Quelques jours auparavant, j’ai tenu à assister à la cérémonie religieuse du Souvenir des victimes et héros de la Déportation à la synagogue Bar Yohai. A cette occasion, le rabbin Nissim Sultan a prononcé un discours particulièrement engagé, rappelant le danger du silence dans une période de montée très inquiétante de l’extrémisme dans notre pays.

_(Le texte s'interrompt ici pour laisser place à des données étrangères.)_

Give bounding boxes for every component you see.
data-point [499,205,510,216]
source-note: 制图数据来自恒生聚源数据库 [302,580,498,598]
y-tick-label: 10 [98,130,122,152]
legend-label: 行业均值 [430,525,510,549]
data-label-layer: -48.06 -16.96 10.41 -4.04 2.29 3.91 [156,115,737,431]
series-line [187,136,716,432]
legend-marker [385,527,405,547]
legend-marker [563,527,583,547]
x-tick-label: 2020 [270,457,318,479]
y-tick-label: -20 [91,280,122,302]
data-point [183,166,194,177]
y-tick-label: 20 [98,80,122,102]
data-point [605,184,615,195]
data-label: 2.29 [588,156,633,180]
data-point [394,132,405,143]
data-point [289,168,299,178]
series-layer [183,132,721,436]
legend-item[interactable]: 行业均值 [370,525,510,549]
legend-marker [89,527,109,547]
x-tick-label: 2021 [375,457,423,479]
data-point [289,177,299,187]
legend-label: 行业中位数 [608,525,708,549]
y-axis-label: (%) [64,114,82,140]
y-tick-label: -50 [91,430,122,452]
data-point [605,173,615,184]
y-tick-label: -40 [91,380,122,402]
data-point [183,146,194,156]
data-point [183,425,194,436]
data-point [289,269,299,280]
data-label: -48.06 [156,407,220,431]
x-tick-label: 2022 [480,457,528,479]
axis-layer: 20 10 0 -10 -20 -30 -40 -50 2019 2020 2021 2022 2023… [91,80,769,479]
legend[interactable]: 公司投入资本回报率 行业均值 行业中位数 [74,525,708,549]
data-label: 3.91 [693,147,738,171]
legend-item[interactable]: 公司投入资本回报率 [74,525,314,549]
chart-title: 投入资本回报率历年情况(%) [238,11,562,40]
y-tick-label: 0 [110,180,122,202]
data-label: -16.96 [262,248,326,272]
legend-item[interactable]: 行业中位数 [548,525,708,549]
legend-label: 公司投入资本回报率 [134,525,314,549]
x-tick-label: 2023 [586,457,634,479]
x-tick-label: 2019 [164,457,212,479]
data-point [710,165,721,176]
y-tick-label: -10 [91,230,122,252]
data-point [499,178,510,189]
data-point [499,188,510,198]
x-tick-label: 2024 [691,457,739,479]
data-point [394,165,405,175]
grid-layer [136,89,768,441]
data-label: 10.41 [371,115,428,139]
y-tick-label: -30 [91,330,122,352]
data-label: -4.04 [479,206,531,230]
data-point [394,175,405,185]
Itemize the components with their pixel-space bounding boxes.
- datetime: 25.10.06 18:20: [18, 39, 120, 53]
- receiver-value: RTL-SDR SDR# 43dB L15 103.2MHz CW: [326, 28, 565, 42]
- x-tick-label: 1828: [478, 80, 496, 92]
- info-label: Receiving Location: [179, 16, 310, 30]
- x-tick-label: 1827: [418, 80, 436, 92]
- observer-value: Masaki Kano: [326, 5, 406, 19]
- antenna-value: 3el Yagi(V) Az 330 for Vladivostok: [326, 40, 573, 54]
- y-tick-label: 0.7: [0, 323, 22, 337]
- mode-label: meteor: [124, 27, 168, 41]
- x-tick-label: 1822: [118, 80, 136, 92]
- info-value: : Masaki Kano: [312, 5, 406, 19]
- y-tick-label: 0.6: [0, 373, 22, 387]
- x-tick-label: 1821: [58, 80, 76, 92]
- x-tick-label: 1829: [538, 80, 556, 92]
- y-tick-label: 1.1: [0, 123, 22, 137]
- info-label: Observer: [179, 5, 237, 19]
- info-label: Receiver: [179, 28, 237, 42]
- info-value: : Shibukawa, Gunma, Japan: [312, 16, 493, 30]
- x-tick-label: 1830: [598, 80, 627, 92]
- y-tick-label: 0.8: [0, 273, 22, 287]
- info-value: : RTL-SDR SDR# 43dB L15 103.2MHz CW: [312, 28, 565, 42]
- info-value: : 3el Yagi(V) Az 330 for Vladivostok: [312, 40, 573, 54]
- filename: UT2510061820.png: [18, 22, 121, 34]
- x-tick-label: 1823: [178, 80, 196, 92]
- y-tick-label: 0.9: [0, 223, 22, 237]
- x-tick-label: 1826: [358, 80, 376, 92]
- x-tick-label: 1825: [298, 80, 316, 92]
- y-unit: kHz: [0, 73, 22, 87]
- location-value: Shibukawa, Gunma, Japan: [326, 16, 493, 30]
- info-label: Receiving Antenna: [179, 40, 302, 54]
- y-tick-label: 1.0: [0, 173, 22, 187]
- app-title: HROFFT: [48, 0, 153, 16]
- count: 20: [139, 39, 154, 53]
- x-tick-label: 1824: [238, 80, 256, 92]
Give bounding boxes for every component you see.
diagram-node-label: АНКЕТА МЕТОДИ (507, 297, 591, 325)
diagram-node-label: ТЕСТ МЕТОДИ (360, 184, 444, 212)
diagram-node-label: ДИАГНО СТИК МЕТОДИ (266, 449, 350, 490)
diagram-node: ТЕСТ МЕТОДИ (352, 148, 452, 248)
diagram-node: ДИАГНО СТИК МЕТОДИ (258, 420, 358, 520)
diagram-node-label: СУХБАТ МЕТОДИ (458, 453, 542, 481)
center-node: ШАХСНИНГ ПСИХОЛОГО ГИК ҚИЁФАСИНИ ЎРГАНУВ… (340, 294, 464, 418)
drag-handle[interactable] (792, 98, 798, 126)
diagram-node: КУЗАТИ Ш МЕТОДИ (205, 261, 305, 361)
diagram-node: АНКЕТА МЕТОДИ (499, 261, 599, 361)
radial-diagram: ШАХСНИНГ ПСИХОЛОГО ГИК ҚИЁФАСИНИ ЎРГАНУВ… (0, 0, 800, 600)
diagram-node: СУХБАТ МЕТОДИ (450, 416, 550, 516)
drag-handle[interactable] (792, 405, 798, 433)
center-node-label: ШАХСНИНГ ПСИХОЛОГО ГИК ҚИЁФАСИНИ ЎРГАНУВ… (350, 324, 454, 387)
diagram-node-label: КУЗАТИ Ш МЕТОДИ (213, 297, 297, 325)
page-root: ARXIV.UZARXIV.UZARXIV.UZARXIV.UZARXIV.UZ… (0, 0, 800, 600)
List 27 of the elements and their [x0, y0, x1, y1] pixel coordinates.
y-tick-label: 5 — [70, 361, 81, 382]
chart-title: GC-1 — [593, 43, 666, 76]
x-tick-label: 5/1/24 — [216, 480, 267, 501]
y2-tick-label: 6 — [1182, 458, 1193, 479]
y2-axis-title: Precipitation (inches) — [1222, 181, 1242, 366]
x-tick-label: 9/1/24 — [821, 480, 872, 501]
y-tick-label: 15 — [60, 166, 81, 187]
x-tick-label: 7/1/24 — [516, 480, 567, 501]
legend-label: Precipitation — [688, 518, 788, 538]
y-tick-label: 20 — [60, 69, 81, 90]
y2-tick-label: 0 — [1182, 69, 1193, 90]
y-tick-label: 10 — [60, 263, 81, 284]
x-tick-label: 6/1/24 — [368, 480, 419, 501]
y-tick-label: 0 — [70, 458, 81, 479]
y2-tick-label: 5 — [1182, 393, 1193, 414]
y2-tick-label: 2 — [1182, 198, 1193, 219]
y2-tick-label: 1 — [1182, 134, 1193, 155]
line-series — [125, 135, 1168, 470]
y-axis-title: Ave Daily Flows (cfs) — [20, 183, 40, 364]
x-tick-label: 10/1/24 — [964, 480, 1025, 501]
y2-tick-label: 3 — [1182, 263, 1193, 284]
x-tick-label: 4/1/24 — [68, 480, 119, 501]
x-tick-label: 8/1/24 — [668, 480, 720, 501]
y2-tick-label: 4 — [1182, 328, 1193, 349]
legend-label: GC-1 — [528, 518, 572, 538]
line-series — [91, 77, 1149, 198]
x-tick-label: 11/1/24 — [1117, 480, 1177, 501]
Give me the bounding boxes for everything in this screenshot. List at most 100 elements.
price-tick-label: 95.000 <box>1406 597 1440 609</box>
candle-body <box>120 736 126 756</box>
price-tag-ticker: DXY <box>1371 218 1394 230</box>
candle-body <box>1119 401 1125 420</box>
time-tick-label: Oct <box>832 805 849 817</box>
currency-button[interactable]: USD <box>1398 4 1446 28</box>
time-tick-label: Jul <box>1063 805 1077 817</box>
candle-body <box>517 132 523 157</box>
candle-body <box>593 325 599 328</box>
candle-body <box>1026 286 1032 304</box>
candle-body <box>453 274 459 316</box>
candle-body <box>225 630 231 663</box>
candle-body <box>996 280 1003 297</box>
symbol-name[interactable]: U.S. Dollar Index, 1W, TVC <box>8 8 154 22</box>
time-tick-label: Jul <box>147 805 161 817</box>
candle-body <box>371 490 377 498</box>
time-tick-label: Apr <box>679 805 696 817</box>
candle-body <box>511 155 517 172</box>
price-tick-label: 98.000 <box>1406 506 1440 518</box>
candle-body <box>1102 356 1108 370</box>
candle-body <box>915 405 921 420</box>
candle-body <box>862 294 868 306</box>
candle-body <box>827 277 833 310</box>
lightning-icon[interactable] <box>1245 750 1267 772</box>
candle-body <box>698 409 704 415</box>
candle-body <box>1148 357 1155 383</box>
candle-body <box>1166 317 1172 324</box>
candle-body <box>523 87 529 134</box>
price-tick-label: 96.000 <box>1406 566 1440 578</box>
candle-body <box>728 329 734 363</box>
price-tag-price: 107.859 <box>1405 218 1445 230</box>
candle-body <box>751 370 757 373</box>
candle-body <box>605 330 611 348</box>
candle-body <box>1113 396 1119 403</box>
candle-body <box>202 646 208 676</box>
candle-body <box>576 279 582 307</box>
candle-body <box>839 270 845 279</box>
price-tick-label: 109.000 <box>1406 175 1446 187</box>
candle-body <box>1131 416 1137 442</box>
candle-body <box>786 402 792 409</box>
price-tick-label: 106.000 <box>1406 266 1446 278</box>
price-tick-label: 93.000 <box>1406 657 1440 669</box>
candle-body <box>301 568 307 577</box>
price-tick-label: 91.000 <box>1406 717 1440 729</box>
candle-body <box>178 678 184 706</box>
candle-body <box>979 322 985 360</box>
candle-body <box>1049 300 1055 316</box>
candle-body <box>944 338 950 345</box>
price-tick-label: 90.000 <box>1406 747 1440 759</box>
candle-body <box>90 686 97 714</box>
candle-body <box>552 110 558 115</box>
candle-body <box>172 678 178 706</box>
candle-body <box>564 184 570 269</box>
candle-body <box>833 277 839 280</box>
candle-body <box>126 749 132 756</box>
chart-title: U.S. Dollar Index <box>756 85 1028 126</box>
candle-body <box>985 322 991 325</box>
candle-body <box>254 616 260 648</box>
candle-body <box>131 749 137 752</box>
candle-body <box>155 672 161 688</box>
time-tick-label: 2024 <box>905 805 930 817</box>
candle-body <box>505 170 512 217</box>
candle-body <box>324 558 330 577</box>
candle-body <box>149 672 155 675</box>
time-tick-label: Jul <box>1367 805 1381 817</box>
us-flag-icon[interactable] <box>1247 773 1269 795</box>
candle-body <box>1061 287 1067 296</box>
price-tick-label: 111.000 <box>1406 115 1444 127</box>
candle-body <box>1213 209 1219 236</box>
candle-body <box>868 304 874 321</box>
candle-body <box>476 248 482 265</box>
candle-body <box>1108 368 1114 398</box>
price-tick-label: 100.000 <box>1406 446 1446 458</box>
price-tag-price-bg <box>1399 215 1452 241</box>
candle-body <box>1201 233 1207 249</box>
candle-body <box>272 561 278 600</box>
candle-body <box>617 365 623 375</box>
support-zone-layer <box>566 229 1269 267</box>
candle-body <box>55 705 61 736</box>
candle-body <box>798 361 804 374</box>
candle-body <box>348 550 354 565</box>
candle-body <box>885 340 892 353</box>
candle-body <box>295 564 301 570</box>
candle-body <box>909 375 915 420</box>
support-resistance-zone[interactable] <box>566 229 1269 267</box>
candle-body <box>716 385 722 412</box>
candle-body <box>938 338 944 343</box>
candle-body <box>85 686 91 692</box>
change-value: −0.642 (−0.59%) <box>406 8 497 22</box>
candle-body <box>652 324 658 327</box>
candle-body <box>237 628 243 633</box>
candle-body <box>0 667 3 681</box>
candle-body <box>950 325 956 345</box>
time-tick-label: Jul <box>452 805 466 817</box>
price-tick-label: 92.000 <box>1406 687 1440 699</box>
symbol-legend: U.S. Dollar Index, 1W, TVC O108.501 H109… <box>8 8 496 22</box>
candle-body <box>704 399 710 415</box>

J’étais aussi présent au Musée de la Résistance et de la Déportation de l’Isère pour la cérémonie commémorant « Yom HaShoah », au cours de laquelle six bougies ont été allumées à la mémoire des six millions de Juifs exterminés durant la Seconde Guerre Mondiale. A cette occasion, les noms de 90 enfants juifs arrêtés en Isère puis déportés dans les camps ont été lus par des élèves de primaire et du collège, rappelant à nos mémoires, avec horreur et indignation, que seuls cinq d’entre eux ont survécu.